Anies Baswedan, Ph.D Turun Tangan Menyalakan Pelita

Oleh: Benny Kumbang (Editor) - 06 June 2016

Tampaknya sulit mencari waktu luang untuk sekadar wawancara dengan Anies Baswedan. Sekalipun itu hari Minggu. Akhirnya, Men’s Obsession yang sudah diagendakan wawancara secara khusus di hari libur itu tak berkutik ketika pria yang dinobatkan dalam “500 Muslim Berpengaruh Dunia” oleh Royal Islamic Strategic Centre, Yordania ini harus mempersiapkan diri ke Bandara Soekarno-Hatta karena ada kunjungan dinas yang harus dilakukannya.


Akhirnya, waktu dua jam cukuplah bagi kami untuk mewawancarai dan mengambil gambar secara eksklusif.
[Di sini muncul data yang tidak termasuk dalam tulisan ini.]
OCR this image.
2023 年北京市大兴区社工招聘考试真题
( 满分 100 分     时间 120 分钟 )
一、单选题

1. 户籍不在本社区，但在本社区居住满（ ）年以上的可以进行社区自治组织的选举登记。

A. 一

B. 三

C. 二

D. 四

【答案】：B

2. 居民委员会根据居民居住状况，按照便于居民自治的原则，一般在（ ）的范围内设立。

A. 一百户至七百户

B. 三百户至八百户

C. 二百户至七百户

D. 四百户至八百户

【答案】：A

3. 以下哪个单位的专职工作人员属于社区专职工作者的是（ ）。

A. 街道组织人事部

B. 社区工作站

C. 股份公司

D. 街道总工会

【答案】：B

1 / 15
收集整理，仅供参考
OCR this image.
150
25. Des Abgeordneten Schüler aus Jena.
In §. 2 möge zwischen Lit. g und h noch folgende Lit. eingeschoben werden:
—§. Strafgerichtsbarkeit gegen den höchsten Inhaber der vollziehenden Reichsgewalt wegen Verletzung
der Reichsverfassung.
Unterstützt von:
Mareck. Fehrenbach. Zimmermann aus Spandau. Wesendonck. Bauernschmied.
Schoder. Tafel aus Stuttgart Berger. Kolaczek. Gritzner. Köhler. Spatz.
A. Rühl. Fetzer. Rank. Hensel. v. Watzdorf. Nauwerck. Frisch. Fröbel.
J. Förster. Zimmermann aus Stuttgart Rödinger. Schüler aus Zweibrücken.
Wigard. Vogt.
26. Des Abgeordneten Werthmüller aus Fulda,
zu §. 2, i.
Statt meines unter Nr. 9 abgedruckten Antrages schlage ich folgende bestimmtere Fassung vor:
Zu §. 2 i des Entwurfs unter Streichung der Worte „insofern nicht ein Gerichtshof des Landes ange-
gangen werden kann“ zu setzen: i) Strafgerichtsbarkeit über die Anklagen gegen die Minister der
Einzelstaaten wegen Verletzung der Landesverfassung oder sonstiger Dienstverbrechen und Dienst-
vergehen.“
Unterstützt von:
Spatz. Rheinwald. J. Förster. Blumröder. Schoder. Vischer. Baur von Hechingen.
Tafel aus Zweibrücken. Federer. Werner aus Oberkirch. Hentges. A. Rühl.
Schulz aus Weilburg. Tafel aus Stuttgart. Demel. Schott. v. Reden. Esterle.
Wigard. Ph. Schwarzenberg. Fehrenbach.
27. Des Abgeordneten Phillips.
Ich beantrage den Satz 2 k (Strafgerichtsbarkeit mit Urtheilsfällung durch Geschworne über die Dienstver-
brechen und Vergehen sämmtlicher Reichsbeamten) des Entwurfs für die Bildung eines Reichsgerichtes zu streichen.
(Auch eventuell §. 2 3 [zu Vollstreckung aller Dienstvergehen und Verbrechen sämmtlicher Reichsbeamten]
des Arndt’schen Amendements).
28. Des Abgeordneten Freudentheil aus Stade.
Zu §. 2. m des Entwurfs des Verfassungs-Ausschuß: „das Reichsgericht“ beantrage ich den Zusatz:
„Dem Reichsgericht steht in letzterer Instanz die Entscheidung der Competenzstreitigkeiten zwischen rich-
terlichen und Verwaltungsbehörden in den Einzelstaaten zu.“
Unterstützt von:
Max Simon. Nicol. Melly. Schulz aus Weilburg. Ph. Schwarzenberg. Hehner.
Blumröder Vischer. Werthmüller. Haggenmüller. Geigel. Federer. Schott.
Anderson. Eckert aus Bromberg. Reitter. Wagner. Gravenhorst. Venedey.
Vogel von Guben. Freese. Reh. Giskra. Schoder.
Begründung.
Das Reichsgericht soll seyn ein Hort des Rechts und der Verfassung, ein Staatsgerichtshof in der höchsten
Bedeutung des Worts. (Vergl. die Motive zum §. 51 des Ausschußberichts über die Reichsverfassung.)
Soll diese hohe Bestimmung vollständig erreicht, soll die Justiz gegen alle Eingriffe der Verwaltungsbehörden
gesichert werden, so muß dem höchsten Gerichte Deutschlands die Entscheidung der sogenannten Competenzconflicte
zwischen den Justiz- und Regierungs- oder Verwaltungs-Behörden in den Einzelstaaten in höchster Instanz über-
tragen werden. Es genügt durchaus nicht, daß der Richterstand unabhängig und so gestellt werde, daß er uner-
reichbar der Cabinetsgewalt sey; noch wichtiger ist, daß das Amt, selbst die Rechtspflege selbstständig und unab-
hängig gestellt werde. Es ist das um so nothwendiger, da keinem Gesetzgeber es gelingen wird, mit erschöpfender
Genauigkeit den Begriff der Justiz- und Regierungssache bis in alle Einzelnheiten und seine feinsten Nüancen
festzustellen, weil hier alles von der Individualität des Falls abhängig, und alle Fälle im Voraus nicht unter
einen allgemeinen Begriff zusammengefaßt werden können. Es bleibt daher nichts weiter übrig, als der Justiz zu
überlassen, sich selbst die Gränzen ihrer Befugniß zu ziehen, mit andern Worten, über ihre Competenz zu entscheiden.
Berikut salah satu petikan wawancara Men’s Obsession  dengan peraih Gerald S. Maryanov Fellow dari Northern Illinois University dan 100 Intelektual Dunia versi Majalah Foreign Policy ini.

 

Ujian Nasional tahun ini berlangsung lancar dan sukses, bagaimana pendapat Bapak?
Ya jadi saya menyadari bahwa salah satu hal yang paling disorot adalah Ujian Nasional karena di masa lalu ujian nasional penuh dengan masalah, mulai dari keterlambatan soal, tertukar soal, hingga keterlambatan cetak. Jadi saya katakan kepada semua, saya ingin itu jadikan pelajaran sejarah, bukan berita. Itu dibacanya di buku sejarah saja, jangan di koran. Jadi saya sampaikan pada semua, ada tiga hal yang harus kita lakukan, satu perencanaan, dua perencanaan, tiga perencanaan.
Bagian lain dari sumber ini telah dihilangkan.